La Haye Sainte in 15mm scale...
...laser-cut wood buildings from 4Ground Models
Modern technology has brought a number of benefits to modellers, and one of these is the use of computers along with laser cutting tools. Designed primarily for wargamers, these buildings from 4 Ground Models come pre-coloured and a simply excellent and fun to build. They come in a pack of pre-coloured boards, the parts pre-cut. It is easy enough to press out the parts and clean up the small points which remain to connect them to the board. They have good clear instructions, the fit of parts is very good, and glue together with simple white wood glue.
This one features the historic site of La Haye Sainte, one of the key buildings in the story of the Battle of Waterloo. This model is in 15mm scale, though 4Ground also do this in 28mm for those who prefer the larger scale. It's aimed at the Wargames market but will be equally good for the diorama fan as well. You can opt to buy each item separately, which would be a way of spreading your costs, or go for this one set which saves on the total cost. In the box there are 12 different individual packs, four of them large buildings and the rest the smaller elements. There are the Main Farmhouse: Corner Stables: Barn: Cow Shed, then the smaller elements are a Wash House: Wood Store: Piggery & Cart Shed: Entrance Gate and then 2x wall sections (different to each other), a Pond and a Sand Pit.

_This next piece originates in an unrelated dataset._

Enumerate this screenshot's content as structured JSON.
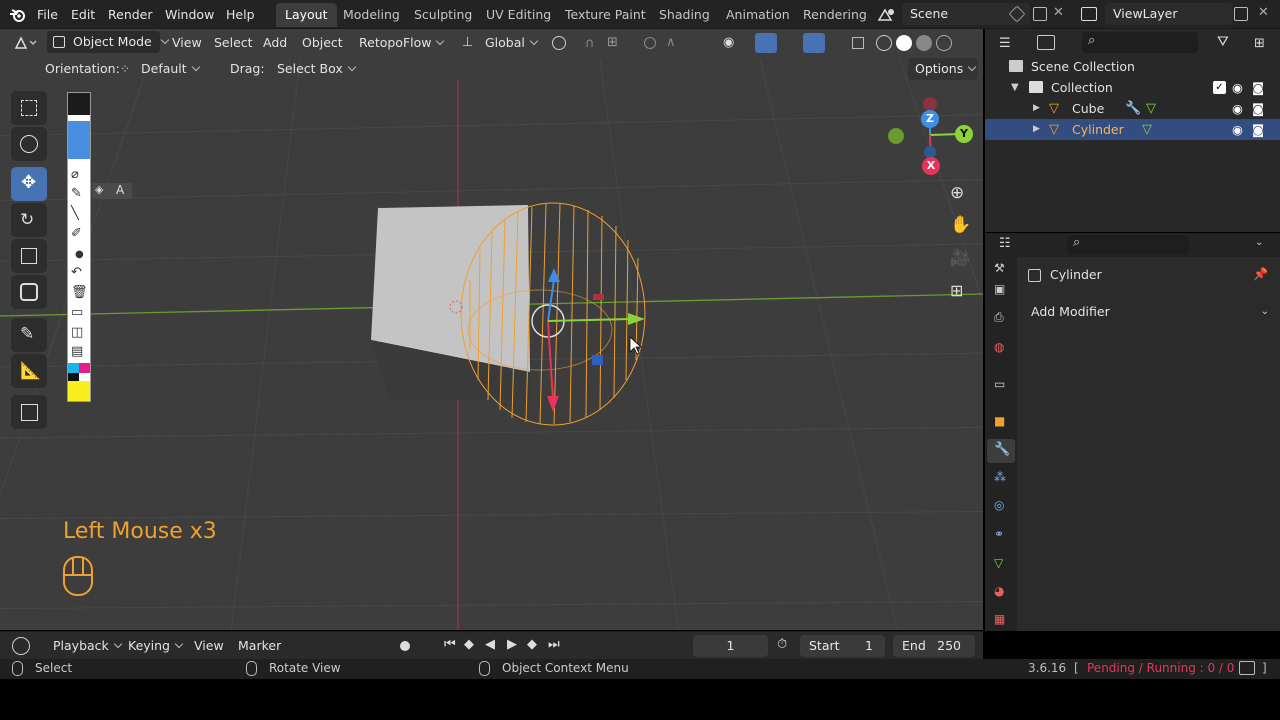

I really enjoyed building these, and the end results are lovely. Just by itself it makes for a really good looking display piece. As it is for gamers, the roof sections on the main buildings are all designed to lift off and allow you to place figures inside. Assembly was straightforward and the parts fit so nicely. The only element I found needed 'adjusting' were in the build of the Farmhouse. The inner face at one end of the Farmhouse has detail of the window from that should face outward, but that face is pre-coloured and should face inward. So, I just painted the inner face a suitable cream colour and had the frame facing outwards. There are also a series of small stone insets on the upper walls on both sides of the building. They are all numbered in sequence, but didn't look to be the right shape for the pre-set holes for them. So, I treated it like a 'jigsaw puzzle' and fitted them one by one.